Что касается фамилии Гриншпун, то это слишком отдавало еврейским Бруклином. Я не отрекся от фамилии моего отца. Но когда я изменил ее, это было связано с тем, что я оставил медицину. Мой отец остался врачом-терапевтом. От него я сохранил только заботу и интерес, с которыми он относился к пациентам. Но почему я все это пишу?»

Как и Мэрилин, и Ингер Стивенс, актриса Дженис Рул посещала занятия Ли Страсберга в актерской студии. Она также была пациенткой Гринсона. Через неделю после смерти Монро он казался ей сломленным, «распятым прессой». Сказанное им на одном из сеансов ее потрясло: «Я никогда в жизни не смогу найти ответ. Но я не в счет. Что меня тревожит, так это то, как это отражается на вас, моей пациентке».

Последние годы жизни Ральфа Гринсона, отмеченные частыми пребываниями в больнице, были болезненными. Дженис вновь увидела своего психоаналитика в самом конце его жизни. Впоследствии она рассказала об этом. Раньше Гринсон позволил ей освободить ее эмоции. На сеансах она часто прерывала свою речь сквернословием, и Гринсон сказал ей однажды: «Мне трудно связать ваше лицо с тем, что выходит у вас изо рта». Гринсон постарел и словно уменьшился после многочисленных сердечных приступов и имплантации третьего кардиостимулятора; ему становилось все труднее говорить. Сердясь на невозможность выражать свои мысли, он сказал Дженис: «Вы научили меня тому, что fuck — очень хорошее слово. Когда ко мне вернулся дар речи, это было первое, что я сказал».
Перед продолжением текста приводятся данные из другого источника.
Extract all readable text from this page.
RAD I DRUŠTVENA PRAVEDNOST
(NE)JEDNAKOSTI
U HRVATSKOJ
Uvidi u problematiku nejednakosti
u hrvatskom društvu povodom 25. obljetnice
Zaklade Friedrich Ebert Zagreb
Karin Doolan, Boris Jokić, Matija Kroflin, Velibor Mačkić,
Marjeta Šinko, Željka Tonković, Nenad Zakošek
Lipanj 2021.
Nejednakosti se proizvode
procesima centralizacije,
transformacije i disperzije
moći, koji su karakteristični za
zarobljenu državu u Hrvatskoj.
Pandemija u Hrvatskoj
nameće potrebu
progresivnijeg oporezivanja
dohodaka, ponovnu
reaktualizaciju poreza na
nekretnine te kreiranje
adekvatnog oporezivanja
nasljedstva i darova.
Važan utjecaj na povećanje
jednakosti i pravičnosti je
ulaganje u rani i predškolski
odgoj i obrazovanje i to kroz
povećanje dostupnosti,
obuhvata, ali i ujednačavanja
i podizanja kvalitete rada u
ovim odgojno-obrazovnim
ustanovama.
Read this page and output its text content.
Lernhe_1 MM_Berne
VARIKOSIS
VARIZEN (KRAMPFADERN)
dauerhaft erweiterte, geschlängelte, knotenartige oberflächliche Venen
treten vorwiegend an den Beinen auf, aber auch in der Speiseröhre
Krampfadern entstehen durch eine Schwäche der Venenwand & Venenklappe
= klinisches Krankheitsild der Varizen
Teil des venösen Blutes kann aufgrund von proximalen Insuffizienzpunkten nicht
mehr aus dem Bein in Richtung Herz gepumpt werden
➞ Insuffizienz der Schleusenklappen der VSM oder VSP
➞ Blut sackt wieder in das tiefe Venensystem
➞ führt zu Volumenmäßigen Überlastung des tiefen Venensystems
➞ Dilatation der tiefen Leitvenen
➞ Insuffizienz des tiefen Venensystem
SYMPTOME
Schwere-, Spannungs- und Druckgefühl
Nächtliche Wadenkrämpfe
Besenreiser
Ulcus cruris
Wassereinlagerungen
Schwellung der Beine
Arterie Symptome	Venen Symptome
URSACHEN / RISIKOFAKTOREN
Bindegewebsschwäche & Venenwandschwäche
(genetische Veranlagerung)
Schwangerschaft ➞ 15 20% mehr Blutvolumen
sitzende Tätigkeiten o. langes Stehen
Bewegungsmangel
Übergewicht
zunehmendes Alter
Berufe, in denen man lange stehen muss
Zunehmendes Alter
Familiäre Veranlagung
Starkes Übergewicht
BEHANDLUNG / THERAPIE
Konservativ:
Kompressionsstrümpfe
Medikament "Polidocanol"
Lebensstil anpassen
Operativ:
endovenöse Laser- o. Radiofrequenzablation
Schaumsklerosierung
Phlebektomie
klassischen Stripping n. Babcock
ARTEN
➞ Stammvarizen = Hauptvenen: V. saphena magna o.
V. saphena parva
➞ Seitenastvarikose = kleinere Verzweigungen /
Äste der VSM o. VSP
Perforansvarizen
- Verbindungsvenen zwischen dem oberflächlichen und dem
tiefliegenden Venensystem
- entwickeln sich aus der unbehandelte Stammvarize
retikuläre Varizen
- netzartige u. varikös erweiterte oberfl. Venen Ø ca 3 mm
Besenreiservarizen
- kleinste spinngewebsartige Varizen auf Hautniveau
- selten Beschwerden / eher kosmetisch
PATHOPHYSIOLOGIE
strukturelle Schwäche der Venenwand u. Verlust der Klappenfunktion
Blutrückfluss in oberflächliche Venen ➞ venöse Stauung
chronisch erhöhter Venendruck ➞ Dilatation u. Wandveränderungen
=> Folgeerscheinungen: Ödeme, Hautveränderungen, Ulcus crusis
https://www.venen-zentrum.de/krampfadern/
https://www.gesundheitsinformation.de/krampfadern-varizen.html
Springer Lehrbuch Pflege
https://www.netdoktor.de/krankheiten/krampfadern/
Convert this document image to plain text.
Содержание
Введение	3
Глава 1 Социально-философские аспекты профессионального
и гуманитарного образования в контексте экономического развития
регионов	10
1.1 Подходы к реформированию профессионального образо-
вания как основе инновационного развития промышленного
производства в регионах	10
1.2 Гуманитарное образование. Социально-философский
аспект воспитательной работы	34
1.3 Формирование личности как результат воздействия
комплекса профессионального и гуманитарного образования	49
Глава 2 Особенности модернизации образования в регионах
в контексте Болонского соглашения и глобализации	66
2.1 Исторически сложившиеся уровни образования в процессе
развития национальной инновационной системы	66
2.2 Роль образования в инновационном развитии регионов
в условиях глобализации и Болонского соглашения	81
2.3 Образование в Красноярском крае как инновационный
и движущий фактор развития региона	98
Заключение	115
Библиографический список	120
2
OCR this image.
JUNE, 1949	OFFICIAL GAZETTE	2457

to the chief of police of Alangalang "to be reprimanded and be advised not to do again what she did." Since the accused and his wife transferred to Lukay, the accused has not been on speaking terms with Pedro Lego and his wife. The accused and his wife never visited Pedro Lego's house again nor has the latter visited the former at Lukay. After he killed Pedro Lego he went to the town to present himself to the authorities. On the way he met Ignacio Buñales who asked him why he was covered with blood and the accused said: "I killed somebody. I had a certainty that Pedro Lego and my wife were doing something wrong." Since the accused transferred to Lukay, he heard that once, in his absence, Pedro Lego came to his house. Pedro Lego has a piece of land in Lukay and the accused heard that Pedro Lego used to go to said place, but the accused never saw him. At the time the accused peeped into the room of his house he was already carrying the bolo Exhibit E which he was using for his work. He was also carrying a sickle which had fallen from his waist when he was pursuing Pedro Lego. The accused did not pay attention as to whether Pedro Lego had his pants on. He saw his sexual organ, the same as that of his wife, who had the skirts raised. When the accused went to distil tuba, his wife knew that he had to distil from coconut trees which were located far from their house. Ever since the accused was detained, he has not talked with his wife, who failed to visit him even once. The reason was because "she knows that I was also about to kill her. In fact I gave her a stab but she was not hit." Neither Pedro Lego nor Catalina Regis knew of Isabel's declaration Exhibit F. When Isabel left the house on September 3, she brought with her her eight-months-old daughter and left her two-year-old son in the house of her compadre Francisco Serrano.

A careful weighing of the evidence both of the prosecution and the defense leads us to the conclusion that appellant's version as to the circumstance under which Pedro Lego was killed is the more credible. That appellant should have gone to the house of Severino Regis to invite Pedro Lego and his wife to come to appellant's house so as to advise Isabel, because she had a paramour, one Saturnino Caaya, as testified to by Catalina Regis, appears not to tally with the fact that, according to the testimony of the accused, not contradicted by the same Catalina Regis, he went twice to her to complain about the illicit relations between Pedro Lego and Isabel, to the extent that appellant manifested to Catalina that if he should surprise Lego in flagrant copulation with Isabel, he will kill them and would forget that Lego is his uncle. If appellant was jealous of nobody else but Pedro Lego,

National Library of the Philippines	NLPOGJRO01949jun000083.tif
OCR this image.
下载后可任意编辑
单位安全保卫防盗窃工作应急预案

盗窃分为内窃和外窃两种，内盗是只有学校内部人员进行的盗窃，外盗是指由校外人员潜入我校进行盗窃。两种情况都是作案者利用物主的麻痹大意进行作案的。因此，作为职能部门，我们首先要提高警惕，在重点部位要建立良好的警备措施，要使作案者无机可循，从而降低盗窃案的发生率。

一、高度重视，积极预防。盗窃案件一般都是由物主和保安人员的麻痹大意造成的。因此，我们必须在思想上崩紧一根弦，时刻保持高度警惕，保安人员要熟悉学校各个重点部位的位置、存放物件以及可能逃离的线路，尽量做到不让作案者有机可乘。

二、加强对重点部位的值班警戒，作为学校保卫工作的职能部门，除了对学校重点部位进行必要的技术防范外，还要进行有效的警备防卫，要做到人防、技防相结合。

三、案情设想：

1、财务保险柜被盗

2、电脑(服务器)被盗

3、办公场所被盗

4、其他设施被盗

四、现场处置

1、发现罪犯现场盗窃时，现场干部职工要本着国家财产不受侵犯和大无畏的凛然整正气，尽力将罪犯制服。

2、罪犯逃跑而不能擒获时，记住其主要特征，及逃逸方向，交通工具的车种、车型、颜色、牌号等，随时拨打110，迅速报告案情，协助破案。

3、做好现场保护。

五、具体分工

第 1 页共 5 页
Гринсон четыре года боролся с физическим и интеллектуальным старением. Одна пациентка, пришедшая на консультацию, была потрясена его истощенным видом и дрожащим голосом: «Вы не похожи на психоаналитика». Он снял рубашку и сказал, показывая шрам, оставшийся после имплантации стимулятора сердечной деятельности: «Все мы смертны!»

Судьба играет словами и образами. Как безумная монтажница, мстящая режиссеру, наугад склеивает кадры фильма, заставляя совпадать противоречащие планы и совмещая сцены с противоположным смыслом. Она прокручивает задом наперед на монтажном столе тридцать месяцев, в течение которых Роми и Мэрилин, увязнув во взаимном безумии, уничтожали друг друга. В конце фильма планы поменялись местами. Мы видим Мэрилин, от которой остался только голос. От ее последних часов жизни остались лишь кассеты, надиктованные для ее психоаналитика, и записи прослушивания телефона, сделанные по приказу братьев Кеннеди (или их противников) Фредом Отешем из ЦРУ или по требованию ФБР — неким Бернардом Шпинделем (но возможно, и наоборот). Тридцать шесть лет Мэрилин снимали на пленку, а теперь воруют ее слова. Гринсон, напротив, предстает теперь на переделанной в монтажной пленке тем человеком, которому не хватило слов для своего оправдания. Старик, цепляющийся за образы по мере того, как его звукоряд стирается временем.